Additional Activities

Field Trips: Educational field trips are scheduled to places such as museums, performing arts centers, and nature centers. Parents are required to transport their child to and from the site.

Art: Art class exposes children to many materials and methods along with an introduction to the work of a variety of artists. We make sculptures with clay, wire and wood. We collage using papers and natural objects, draw with graphite and charcoal, and experiment with printmaking techniques and painting. Each class presents an idea that the children can use as a starting point. Everyone freely interprets how to respond using the materials provided. The fun of the art-making process is the emphasis.

Music: Our music and movement program is designed to nurture each child's natural ability to make music. We create a musical environment through various activities including singing, poetry, dancing, playing simple percussion instruments and echoing melodic and rhythmic patterns. Poetry allows us to the feel the rhythm of spoken language. Echoing melodic and rhythmic patterns helps us develop musical language and acquire fundamental musical building blocks. Dancing and purposeful movement leads us to feel and express the sounds our ears absorb and internalize rhythm. Finally, singing and playing simple percussion instruments provide a creative outlet. As a result, we build a solid musical foundation for later success in playing an instrument and simply nurturing each child's innate attraction to music.

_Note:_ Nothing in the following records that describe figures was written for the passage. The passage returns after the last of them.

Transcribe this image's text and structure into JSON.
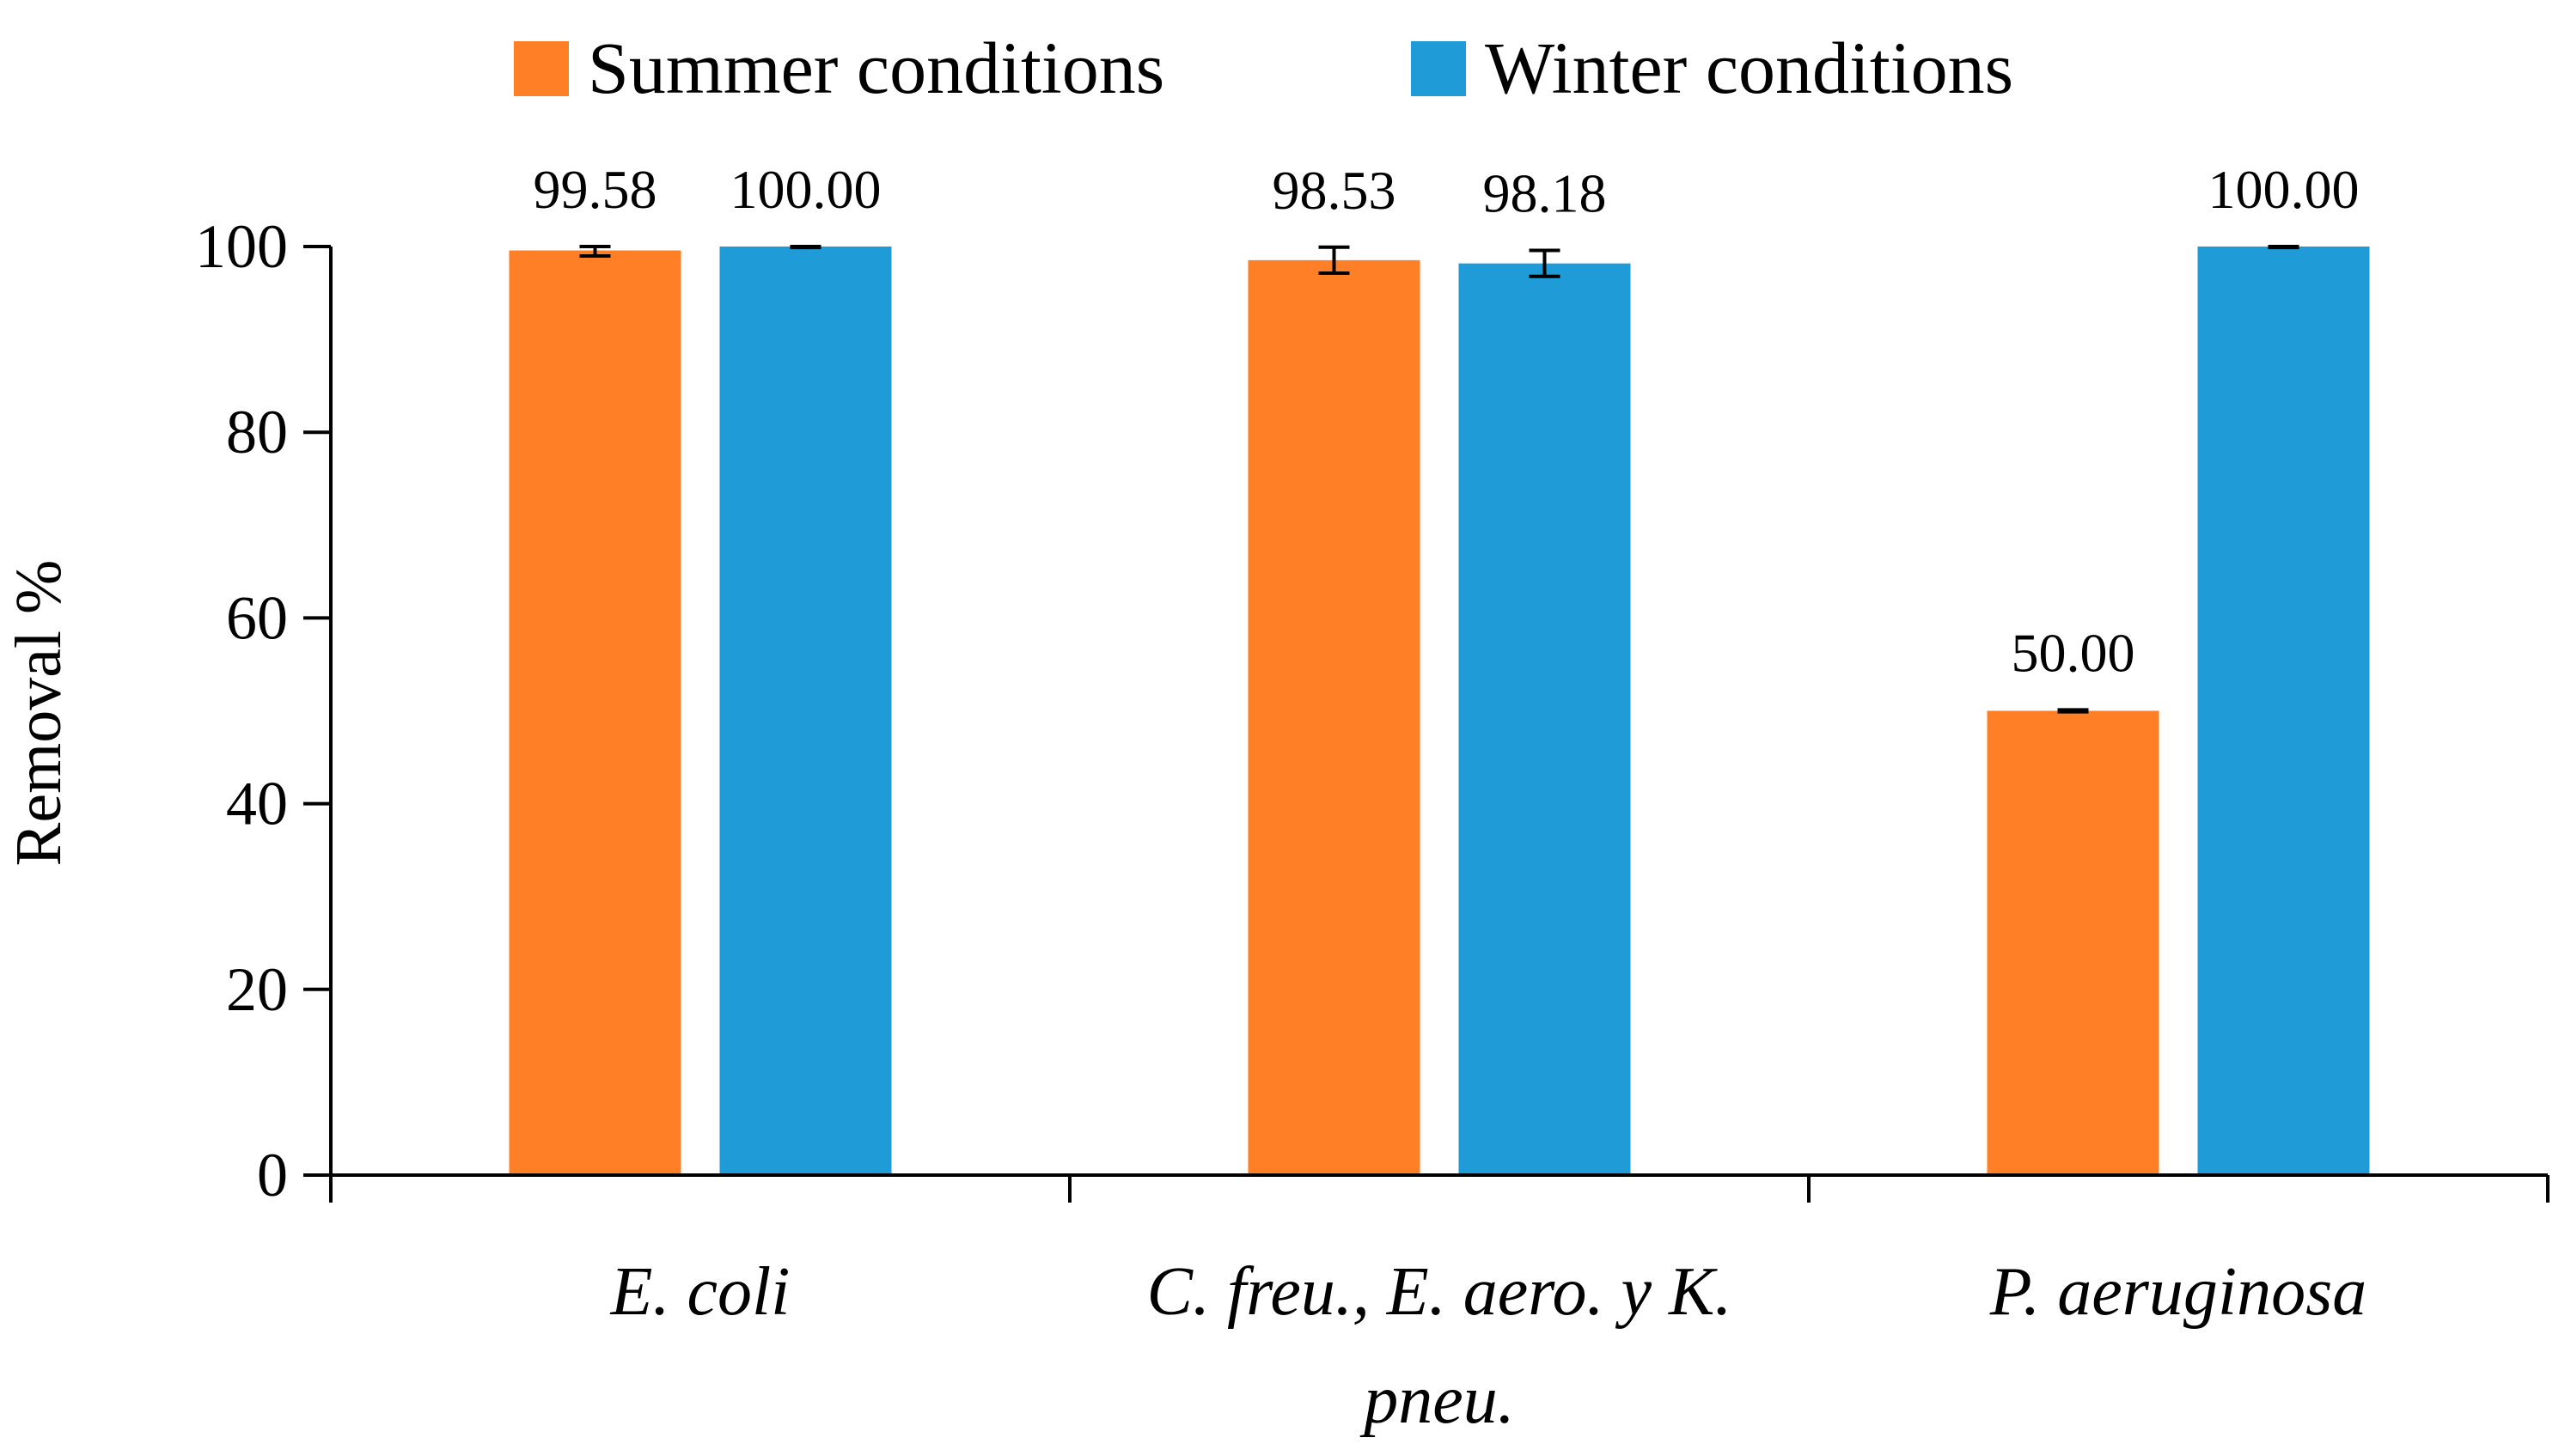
{
  "chart_data": {
    "type": "bar",
    "title": "",
    "xlabel": "",
    "ylabel": "Removal %",
    "ylim": [
      0,
      100
    ],
    "yticks": [
      0,
      20,
      40,
      60,
      80,
      100
    ],
    "grid": false,
    "legend_position": "top-center",
    "categories": [
      "E. coli",
      "C. freu., E. aero. y K. pneu.",
      "P. aeruginosa"
    ],
    "category_label_lines": [
      [
        "E. coli"
      ],
      [
        "C. freu., E. aero. y K.",
        "pneu."
      ],
      [
        "P. aeruginosa"
      ]
    ],
    "series": [
      {
        "name": "Summer conditions",
        "color": "#FF7F27",
        "values": [
          99.58,
          98.53,
          50.0
        ],
        "labels": [
          "99.58",
          "98.53",
          "50.00"
        ],
        "errors": [
          0.6,
          1.4,
          0.1
        ]
      },
      {
        "name": "Winter conditions",
        "color": "#1F9BD7",
        "values": [
          100.0,
          98.18,
          100.0
        ],
        "labels": [
          "100.00",
          "98.18",
          "100.00"
        ],
        "errors": [
          0.1,
          1.4,
          0.1
        ]
      }
    ]
  }
}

The program is based on the internationally recognized Musikgarten curriculum co-created by Audrey Sillick, founder and Director Emeritus of the Toronto Montessori Teacher Training Institute and early childhood music specialist, Lorna Heyge. Together, the two authors wrote curricula that reflect their combined education, experience, and the latest research in childhood development. Their beliefs and studies are at the core of the Musikgarten curricula.

Cooking: Cooking provides your child with concrete experiences which develop concepts that relate to all subject areas. For example: Math- how to measure a Tablesppon, teaspoon, etc., or how to cut a strawberry in fourths or a grape in halves; Science - how baking powder causes the muffins to rise or that heat can change an egg from a liquid to a solid; Geography - that vanilla comes from a bean pod grown in Mexico or that bananas originated in southeast Asia; Language - definitions of “sift”, “chop”, “whisk”, “rotary beater”, and how to read the pictures and words on the recipe direction cards.

Special Events: Students also take part in special events such as class breakfast, guest speakers, parent/child visit, extended family visit, and winter celebration.

Spanish (at an additional cost): Basic topics such as numbers, letters, colors and greetings are among some of the subjects covered during the weekly lessons.

The first duty of an education is to stir up life, but leave it free to develop.